I am trying to save a graph in the adjacency list representation and hence, I am using pointers for that purpose. It is not fruitful to write the whole code snippet, hence I am writing the code snippet of that part, which I am failing to implement.
Just for clarification, I'm using the current so as to be able to append a node at the end, and I don't need to traverse the whole list.
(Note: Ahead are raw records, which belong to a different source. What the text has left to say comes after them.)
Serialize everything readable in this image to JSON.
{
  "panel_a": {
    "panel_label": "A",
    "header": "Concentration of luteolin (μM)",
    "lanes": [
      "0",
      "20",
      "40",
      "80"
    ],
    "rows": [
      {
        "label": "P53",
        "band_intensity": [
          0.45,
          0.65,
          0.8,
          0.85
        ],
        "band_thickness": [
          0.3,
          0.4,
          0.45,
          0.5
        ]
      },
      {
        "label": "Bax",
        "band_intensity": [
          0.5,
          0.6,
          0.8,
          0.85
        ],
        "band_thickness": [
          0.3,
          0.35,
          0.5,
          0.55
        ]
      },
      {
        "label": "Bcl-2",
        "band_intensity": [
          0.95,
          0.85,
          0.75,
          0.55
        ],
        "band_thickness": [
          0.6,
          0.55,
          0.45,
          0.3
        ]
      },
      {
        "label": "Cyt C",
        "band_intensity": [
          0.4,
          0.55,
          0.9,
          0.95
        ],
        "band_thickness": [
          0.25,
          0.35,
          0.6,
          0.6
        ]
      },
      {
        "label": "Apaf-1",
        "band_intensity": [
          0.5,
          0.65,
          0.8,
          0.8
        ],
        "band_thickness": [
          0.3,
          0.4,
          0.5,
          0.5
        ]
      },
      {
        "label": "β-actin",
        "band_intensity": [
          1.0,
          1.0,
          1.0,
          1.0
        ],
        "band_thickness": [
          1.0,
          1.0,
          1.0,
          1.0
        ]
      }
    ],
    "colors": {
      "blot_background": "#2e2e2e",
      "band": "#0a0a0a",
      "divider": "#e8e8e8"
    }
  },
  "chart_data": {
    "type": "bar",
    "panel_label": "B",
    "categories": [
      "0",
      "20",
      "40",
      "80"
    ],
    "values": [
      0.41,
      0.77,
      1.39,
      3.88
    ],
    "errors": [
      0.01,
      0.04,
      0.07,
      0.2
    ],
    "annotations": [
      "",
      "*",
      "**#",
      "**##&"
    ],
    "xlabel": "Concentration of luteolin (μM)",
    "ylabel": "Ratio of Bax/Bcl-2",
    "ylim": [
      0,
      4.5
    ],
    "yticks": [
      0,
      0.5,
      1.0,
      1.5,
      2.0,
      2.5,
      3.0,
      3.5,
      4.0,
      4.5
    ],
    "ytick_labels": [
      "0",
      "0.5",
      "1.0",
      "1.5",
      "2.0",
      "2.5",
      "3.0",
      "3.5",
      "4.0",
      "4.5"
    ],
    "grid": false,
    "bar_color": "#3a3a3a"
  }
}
I'm not sure whether this way of assigning pointers works correct or not. Any subtle hint will be of great help. Many thanks !!
int n;
struct node{
int i;
struct node * next;
};
int main(){
printf("Enter nodes");
scanf("%d",&n);
struct node *adjlist=(struct node*)calloc(n,sizeof(struct node));
struct node *current=(struct node*)calloc(n,sizeof(struct node));
struct node *temp=(struct node*)calloc(1,sizeof(struct node));
temp->i=10;
temp->next=0;
/* PROBLEM IS HERE
What I want to do is :
(adjlist+n-2)=temp;
But it reflects the following error :
lvalue required as left operand of assignment
Hence, using the BELOW statement.*/
adjlist[n-2]=*temp;
current[n-2]=*temp;
temp=(struct node*)calloc(1,sizeof(struct node));
temp->i=20;
temp->next=0;
/* The same I want to implement here as well.*/
current[n-2].next=temp;
current[n-2]=*temp;
return 0;
}
Update :
I am trying to print the linked list corresponding to the address (adjlist+n-2) i.e. the values 10 and 20 should get printed. But only the first value(10) is getting printed. The print function that I am using is :
void printlist(struct node * adjlist){
struct node *list=adjlist+n-2;
while((*list).next!=NULL){
printf ("\t%d",list->i);
list=list->next;}
printf ("\t%d",list->i);
}
Is it my print function that is creating blunder, or error lies somewhere else?